Managing Risks is Important!

ULIP or Unit Linked Insurance Plans are excellent investment options that allow you to cover all types of risks, whether physical (relating to death, disability, or critical illness) or market risks. Providing you with an insurance cover with additional riders for disability or critical illness or accident and wealth creation through investment in varied funds, ULIP investments are quite beneficial. Not only this, but these schemes also come with a lock-in period of five years, thereby ensuring that you spend and save in a disciplined manner to pay your premiums on time. ULIP benefits also include tax exemptions on the premiums paid and the maturity amount. 

Below are some ways to manage investment risks:

  • Identify Your Risk Appetite and Goals– Your risk appetite depends on several factors, including your age, your current income, and the goals that you wish to achieve. Older people who are nearing retirement are less likely to take risks than the younger generation who can afford to take risks since they have the time to achieve their goals. So, while choosing to invest in market-related instruments, you need to first identify your risk appetite and the goals that you wish to achieve. This will help you choose the right instrument or fund to invest in for your risk-reward preferences.
  • Invest Accordingly– Once you are clear about how much risk you can bear, plan your asset allocation accordingly. If you wish to avoid risky investments, go for investments in fixed income instruments or debt funds only. However, if you are willing to take a moderate risk to earn stable returns, you can invest in balanced funds that invest in a combination of equity and debt products. These funds aim to balance the risks associated with equity with the stability offered by the debt instruments.
  • Switch Funds to Suit Your Needs– If you are young, you can afford to take a higher risk and invest in equity or growth funds but switch to safer options like debt and balanced funds at a later stage. Or if your policy is about to mature or you are about to reach an important milestone in your life, move your funds to debt so that your maturity amount is secure from any kind of market risks. Similarly, if you foresee a decline in the equity values, you can switch your asset allocation to debt funds and switch them back once the markets pick up. ULIPs allow their investors to switch their allocations in response to changing risk appetite, goals, or the performance of a fund.

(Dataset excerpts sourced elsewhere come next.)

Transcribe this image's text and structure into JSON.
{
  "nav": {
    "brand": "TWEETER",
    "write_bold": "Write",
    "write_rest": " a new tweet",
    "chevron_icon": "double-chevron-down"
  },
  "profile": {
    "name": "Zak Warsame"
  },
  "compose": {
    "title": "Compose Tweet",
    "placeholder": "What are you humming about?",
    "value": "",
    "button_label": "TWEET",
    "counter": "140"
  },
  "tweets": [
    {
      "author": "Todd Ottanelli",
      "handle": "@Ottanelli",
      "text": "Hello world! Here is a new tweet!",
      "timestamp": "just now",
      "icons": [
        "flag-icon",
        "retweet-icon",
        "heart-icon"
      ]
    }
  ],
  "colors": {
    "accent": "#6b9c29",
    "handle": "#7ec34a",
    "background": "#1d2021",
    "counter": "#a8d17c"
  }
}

Use this option to manage risks while taking some exposure to equity investments.
  • Invest in Auto-Mode– In this case, you give the fund manager the power to manage your funds and invest them in a mix of equity and debt while keeping in mind your goals and expected returns. The asset allocation is changed from equity to debt based on the investor’s age and risk preferences.
  • Enhance your Investment Corpus with an increase in Income– You can always enhance your investment levels by taking additional coverage and paying a top-up premium. So, ensure that you use your spare funds to increase your investments and returns to increase the amount of your corpus of funds.

To conclude, you can always manage the market risks associated with investments by choosing the right instruments and using the switching option. Different types of ULIP funds are available to cater to the risk-return requirements of different investors.